While President Trump’s bombastic and alliterative threats against North Korea appear to be credibility-free bloviating, and North Korea’s are specific enough to be worrying even if doubt remains about their capability, there’s one player in this escalating exchange of warnings who seems to really understand how its done.
That would be China.
The marker was laid down in an editorial published yesterday in China’s state-run newspaper the Global Times:
[I]f North Korea launches missiles that threaten US soil first and the US retaliates, China will stay neutral. If the US and South Korea carry out strikes and try to overthrow the North Korean regime and change the political pattern of the Korean Peninsula, China will prevent them from doing so.
I will admit answering with decided skepticism when others have asked me whether I think China would enter a new Korean War on the side of Pyongyang. But as in so much of international affairs, context and circumstance matter.

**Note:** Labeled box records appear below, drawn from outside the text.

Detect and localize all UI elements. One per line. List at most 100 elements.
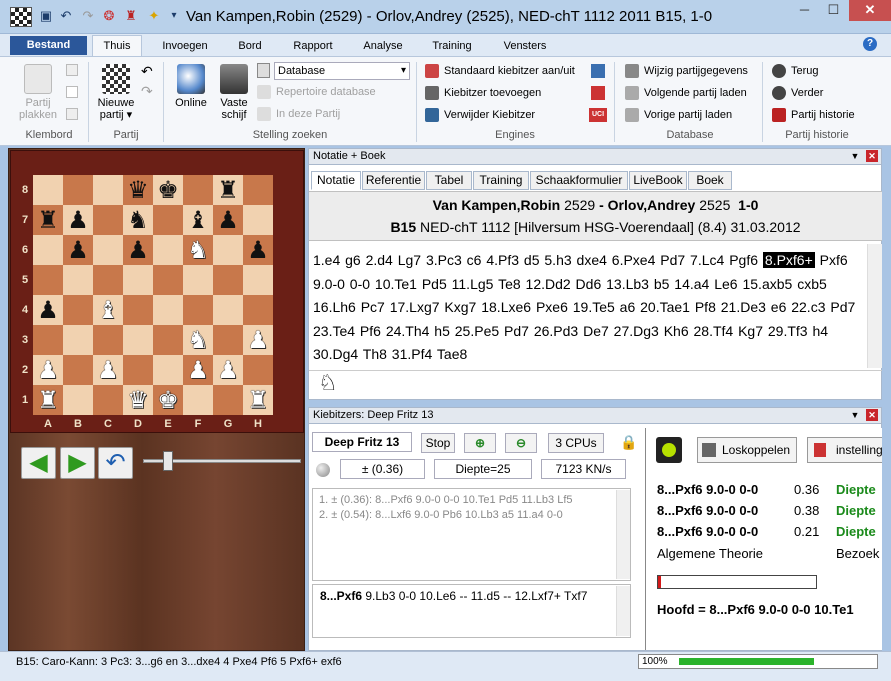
- refresh-icon[interactable]: ↷: [141, 83, 153, 100]
- tab-thuis[interactable]: Thuis: [92, 35, 142, 57]
- square-d2[interactable]: [123, 355, 153, 385]
- new-game-button[interactable]: Nieuwe partij ▾: [94, 64, 138, 121]
- edit-game-data-button[interactable]: Wijzig partijgegevens: [625, 62, 748, 80]
- black-queen-icon[interactable]: ♛: [127, 176, 149, 204]
- square-b5[interactable]: [63, 265, 93, 295]
- engine-name-button[interactable]: Deep Fritz 13: [312, 432, 412, 452]
- white-king-icon[interactable]: ♚: [157, 386, 179, 414]
- black-rook-icon[interactable]: ♜: [217, 176, 239, 204]
- black-pawn-icon[interactable]: ♟: [247, 236, 269, 264]
- square-c7[interactable]: [93, 205, 123, 235]
- square-b2[interactable]: [63, 355, 93, 385]
- square-e4[interactable]: [153, 295, 183, 325]
- square-f8[interactable]: [183, 175, 213, 205]
- settings-button[interactable]: instelling: [807, 437, 882, 463]
- disconnect-button[interactable]: Loskoppelen: [697, 437, 797, 463]
- tab-training[interactable]: Training: [422, 36, 482, 56]
- tab-schaakformulier[interactable]: Schaakformulier: [530, 171, 628, 190]
- square-b3[interactable]: [63, 325, 93, 355]
- kibitzer-menu-icon[interactable]: ▼: [849, 409, 861, 421]
- white-pawn-icon[interactable]: ♟: [247, 326, 269, 354]
- square-e3[interactable]: [153, 325, 183, 355]
- square-g1[interactable]: [213, 385, 243, 415]
- engine-icon[interactable]: ❂: [101, 8, 117, 24]
- square-h3[interactable]: ♟: [243, 325, 273, 355]
- redo-icon[interactable]: ↷: [80, 8, 96, 24]
- database-select[interactable]: Database: [274, 62, 410, 80]
- square-c3[interactable]: [93, 325, 123, 355]
- square-g2[interactable]: ♟: [213, 355, 243, 385]
- app-chessboard-icon[interactable]: [10, 7, 32, 27]
- copy-icon[interactable]: [66, 64, 78, 76]
- white-queen-icon[interactable]: ♛: [127, 386, 149, 414]
- square-c2[interactable]: ♟: [93, 355, 123, 385]
- square-a5[interactable]: [33, 265, 63, 295]
- square-d4[interactable]: [123, 295, 153, 325]
- stop-button[interactable]: Stop: [421, 433, 455, 453]
- square-a8[interactable]: [33, 175, 63, 205]
- save-icon[interactable]: ▣: [38, 8, 54, 24]
- square-g6[interactable]: [213, 235, 243, 265]
- slider-thumb[interactable]: [163, 451, 173, 471]
- best-line-scrollbar[interactable]: [616, 586, 630, 636]
- tab-training-notation[interactable]: Training: [473, 171, 529, 190]
- square-b4[interactable]: [63, 295, 93, 325]
- black-rook-icon[interactable]: ♜: [37, 206, 59, 234]
- square-c1[interactable]: [93, 385, 123, 415]
- lines-scrollbar[interactable]: [616, 490, 630, 579]
- cpus-button[interactable]: 3 CPUs: [548, 433, 604, 453]
- square-b8[interactable]: [63, 175, 93, 205]
- square-d3[interactable]: [123, 325, 153, 355]
- lock-icon[interactable]: 🔒: [620, 434, 637, 451]
- square-e6[interactable]: [153, 235, 183, 265]
- white-knight-icon[interactable]: ♞: [187, 326, 209, 354]
- black-bishop-icon[interactable]: ♝: [187, 206, 209, 234]
- panel-close-icon[interactable]: ✕: [866, 150, 878, 162]
- harddisk-search-button[interactable]: Vaste schijf: [216, 64, 252, 121]
- square-d7[interactable]: ♞: [123, 205, 153, 235]
- previous-game-button[interactable]: Vorige partij laden: [625, 106, 732, 124]
- repertoire-database-button[interactable]: Repertoire database: [257, 83, 376, 101]
- paste-game-button[interactable]: Partij plakken: [16, 64, 60, 121]
- square-e2[interactable]: [153, 355, 183, 385]
- undo-icon[interactable]: ↶: [58, 8, 74, 24]
- tab-bord[interactable]: Bord: [228, 36, 272, 56]
- panel-menu-icon[interactable]: ▼: [849, 150, 861, 162]
- white-knight-icon[interactable]: ♞: [187, 236, 209, 264]
- square-h2[interactable]: [243, 355, 273, 385]
- white-pawn-icon[interactable]: ♟: [97, 356, 119, 384]
- online-search-button[interactable]: Online: [170, 64, 212, 109]
- help-icon[interactable]: ?: [863, 37, 877, 51]
- minus-lines-icon[interactable]: ⊖: [505, 433, 537, 453]
- square-h5[interactable]: [243, 265, 273, 295]
- square-g3[interactable]: [213, 325, 243, 355]
- square-d6[interactable]: ♟: [123, 235, 153, 265]
- add-kibitzer-button[interactable]: Kiebitzer toevoegen: [425, 84, 541, 102]
- tab-invoegen[interactable]: Invoegen: [152, 36, 218, 56]
- tab-bestand[interactable]: Bestand: [10, 36, 87, 55]
- square-f7[interactable]: ♝: [183, 205, 213, 235]
- square-h6[interactable]: ♟: [243, 235, 273, 265]
- square-a3[interactable]: [33, 325, 63, 355]
- black-pawn-icon[interactable]: ♟: [217, 206, 239, 234]
- cut-icon[interactable]: [66, 108, 78, 120]
- current-move[interactable]: 8.Pxf6+: [762, 252, 815, 268]
- game-history-button[interactable]: Partij historie: [772, 106, 855, 124]
- kibitzer-close-icon[interactable]: ✕: [866, 409, 878, 421]
- square-c4[interactable]: ♝: [93, 295, 123, 325]
- back-button[interactable]: Terug: [772, 62, 819, 80]
- in-this-game-button[interactable]: In deze Partij: [257, 105, 340, 123]
- square-d1[interactable]: ♛: [123, 385, 153, 415]
- white-pawn-icon[interactable]: ♟: [187, 356, 209, 384]
- previous-move-button[interactable]: ◀: [21, 447, 56, 479]
- square-e8[interactable]: ♚: [153, 175, 183, 205]
- square-d5[interactable]: [123, 265, 153, 295]
- black-pawn-icon[interactable]: ♟: [37, 296, 59, 324]
- square-b6[interactable]: ♟: [63, 235, 93, 265]
- tab-vensters[interactable]: Vensters: [492, 36, 558, 56]
- square-g4[interactable]: [213, 295, 243, 325]
- square-e5[interactable]: [153, 265, 183, 295]
- square-a4[interactable]: ♟: [33, 295, 63, 325]
- plus-lines-icon[interactable]: ⊕: [464, 433, 496, 453]
- engine-settings-icon[interactable]: [591, 64, 605, 78]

As much as China might want to shake up the East Asian regional order to tilt the balance away from the United States and more in its favor, when it comes to the Korean Peninsula, China is a decidedly status quo power.
As national security analyst John Schindler reminds us in his latest column at the Observer:
Beijing regards Pyongyang as a troublesome client whose antics cause annoyances and worse. However, for Beijing, the continuing existence of North Korea—as long as they don’t cause an atomic holocaust in Northeast Asia—is better than all the other options. A bumptious client state across the Yalu river beats having a united Republic of Korea, a close U.S. ally, on China’s border.
Hence the very clear warning issued to both Donald Trump and Kim Jong-Un.
Kim is on notice that if he starts something he’s on his own. China will not have his back. And Trump is on notice that China will go to war, just like it did in 1950, to ensure the survival of its client if the US makes the first move unprovoked.
The threats are in. I know which one I believe.